E si scopre che sulle potenzialità dell’artificial intelligence, e sull’etica che deve tracciarne la strada, hanno molti punti in comune e praticamente nessun elemento di sostanziale disaccordo.

Inizia Floridi a mettere in chiaro una cosa: “l’intelligenza artificiale, più che imitare e cercare di replicare quella umana, deve risolvere problemi, attività concrete”. Il filosofo italiano dell’Università di Oxford, che da tempo segue i temi che uniscono l’uomo e l’innovazione, fa notare che lo sviluppo dell’artificial intelligence (AI) è mosso da due distinte correnti: un filone di ricerca punta a far crescere l’intelligenza dei computer e delle macchine cercando di replicare digitalmente e il più possibile le abilità umane; un altro filone è invece per così dire più ‘pragmatico’ e applicato ad attività e operazioni concrete.

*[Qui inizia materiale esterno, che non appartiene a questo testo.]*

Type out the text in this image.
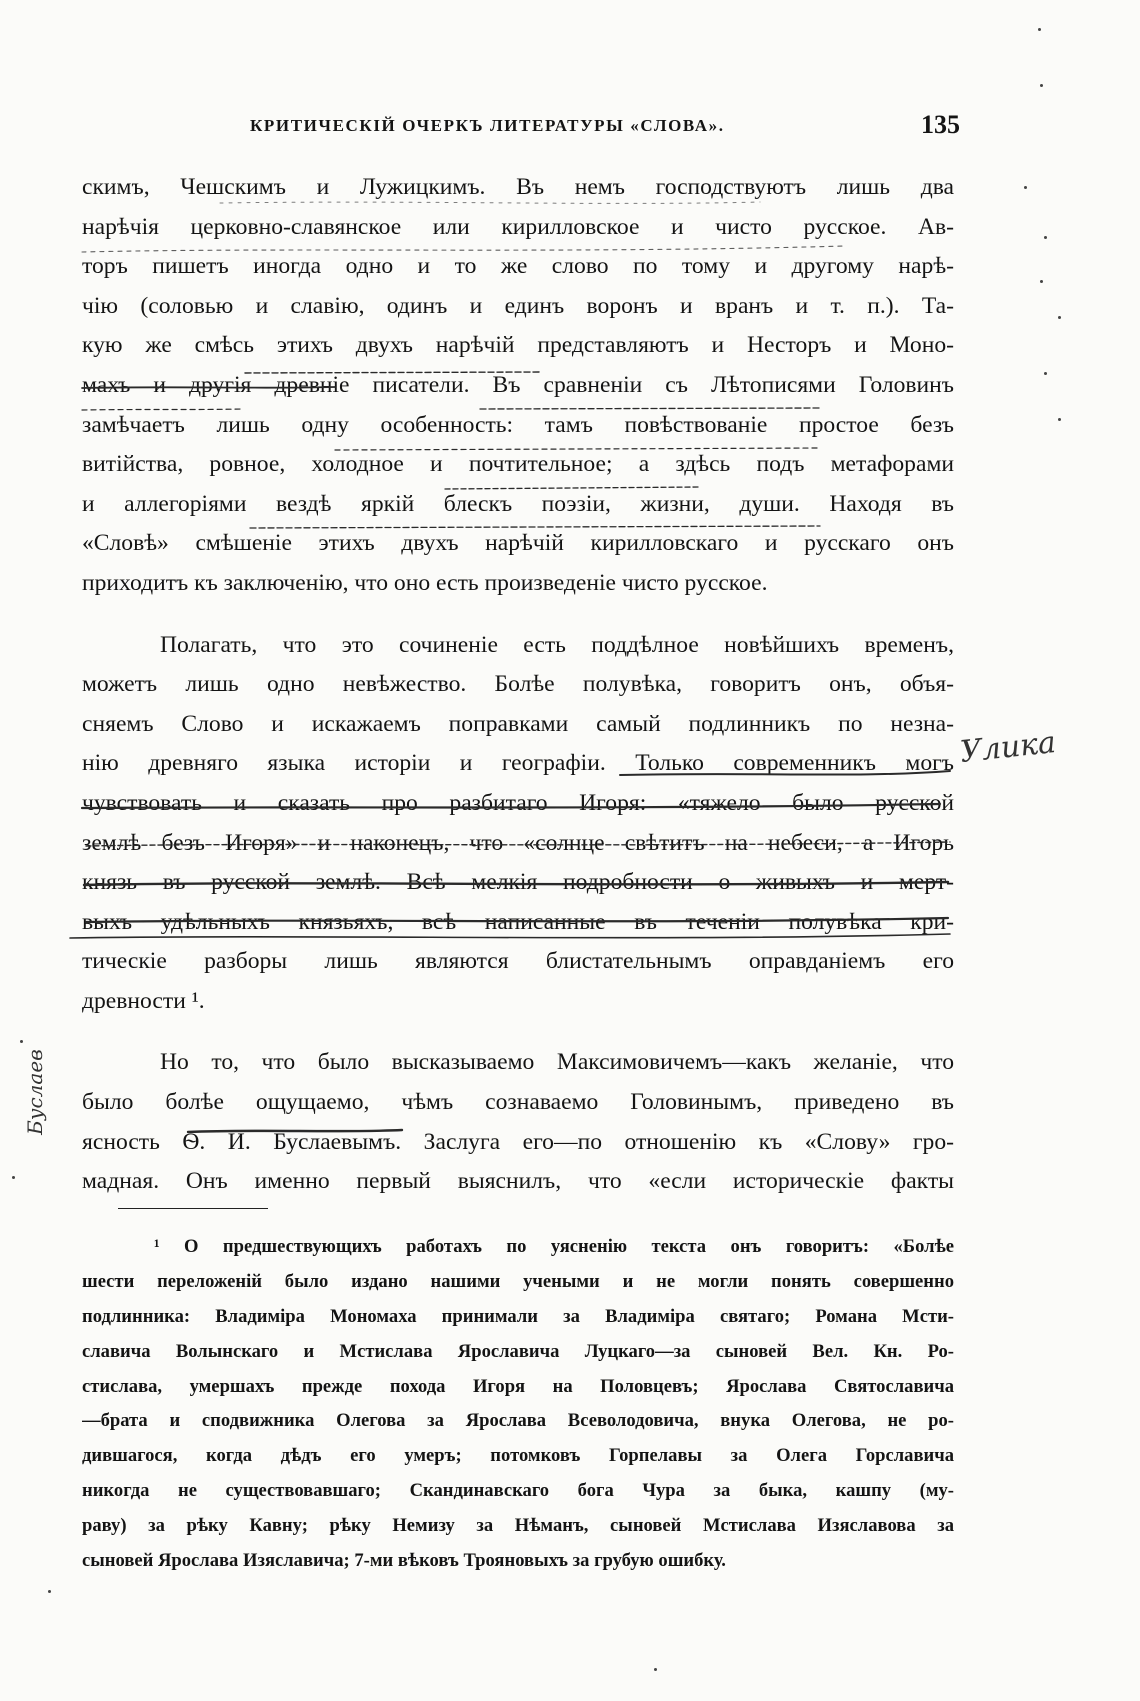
КРИТИЧЕСКІЙ ОЧЕРКЪ ЛИТЕРАТУРЫ «СЛОВА».	135
скимъ, Чешскимъ и Лужицкимъ. Въ немъ господствуютъ лишь два
нарѣчія церковно-славянское или кирилловское и чисто русское. Ав-
торъ пишетъ иногда одно и то же слово по тому и другому нарѣ-
чію (соловью и славію, одинъ и единъ воронъ и вранъ и т. п.). Та-
кую же смѣсь этихъ двухъ нарѣчій представляютъ и Несторъ и Моно-
махъ и другія древніе писатели. Въ сравненіи съ Лѣтописями Головинъ
замѣчаетъ лишь одну особенность: тамъ повѣствованіе простое безъ
витійства, ровное, холодное и почтительное; а здѣсь подъ метафорами
и аллегоріями вездѣ яркій блескъ поэзіи, жизни, души. Находя въ
«Словѣ» смѣшеніе этихъ двухъ нарѣчій кирилловскаго и русскаго онъ
приходитъ къ заключенію, что оно есть произведеніе чисто русское.
Полагать, что это сочиненіе есть поддѣлное новѣйшихъ временъ,
можетъ лишь одно невѣжество. Болѣе полувѣка, говоритъ онъ, объя-
сняемъ Слово и искажаемъ поправками самый подлинникъ по незна-
нію древняго языка исторіи и географіи. Только современникъ могъ
чувствовать и сказать про разбитаго Игоря: «тяжело было русской
землѣ безъ Игоря» и наконецъ, что «солнце свѣтитъ на небеси, а Игорь
князь въ русской землѣ. Всѣ мелкія подробности о живыхъ и мерт-
выхъ удѣльныхъ князьяхъ, всѣ написанные въ теченіи полувѣка кри-
тическіе разборы лишь являются блистательнымъ оправданіемъ его
древности ¹.
Но то, что было высказываемо Максимовичемъ—какъ желаніе, что
было болѣе ощущаемо, чѣмъ сознаваемо Головинымъ, приведено въ
ясность Ѳ. И. Буслаевымъ. Заслуга его—по отношенію къ «Слову» гро-
мадная. Онъ именно первый выяснилъ, что «если историческіе факты
¹ О предшествующихъ работахъ по уясненію текста онъ говоритъ: «Болѣе
шести переложеній было издано нашими учеными и не могли понять совершенно
подлинника: Владиміра Мономаха принимали за Владиміра святаго; Романа Мсти-
славича Волынскаго и Мстислава Ярославича Луцкаго—за сыновей Вел. Кн. Ро-
стислава, умершахъ прежде похода Игоря на Половцевъ; Ярослава Святославича
—брата и сподвижника Олегова за Ярослава Всеволодовича, внука Олегова, не ро-
дившагося, когда дѣдъ его умеръ; потомковъ Горпелавы за Олега Горславича
никогда не существовавшаго; Скандинавскаго бога Чура за быка, кашпу (му-
раву) за рѣку Кавну; рѣку Немизу за Нѣманъ, сыновей Мстислава Изяславова за
сыновей Ярослава Изяславича; 7-ми вѣковъ Трояновыхъ за грубую ошибку.
Улика
Буслаев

Ed è questo approccio più ingegneristico che sta prevalendo. “I maggiori sviluppi dell’AI, e le migliori sorprese che ci riserverà, almeno nel medio periodo sono quelli collegati ad applicazioni concrete, a risolverci dei problemi, a fare le cose che si facevano prima ma più facilmente, più velocemente, con soluzioni migliori”, dice Floridi.

I robot ‘umanoidi’ in tutto e per tutto, non solo nelle sembianze antropomorfe ma anche nel funzionamento del ‘cervello’, sono senza dubbio una suggestione e una sfida molto interessanti, ma sia il filosofo sia lo scienziato creatore di iCub si trovano d’accordo: “se ci diamo appuntamento qui tra trent’anni, non ci sarà un robot che si avvicinerà molto alle capacità e facoltà umane, e in grado di interagire con noi come stiamo facendo oggi. È una scommessa, ma secondo noi certe capacità umane, come l’intuito, la flessibilità di ragionamento, l’adattabilità di pensiero, e molto altro ancora, non saranno così facilmente replicabili in un cervello elettronico”.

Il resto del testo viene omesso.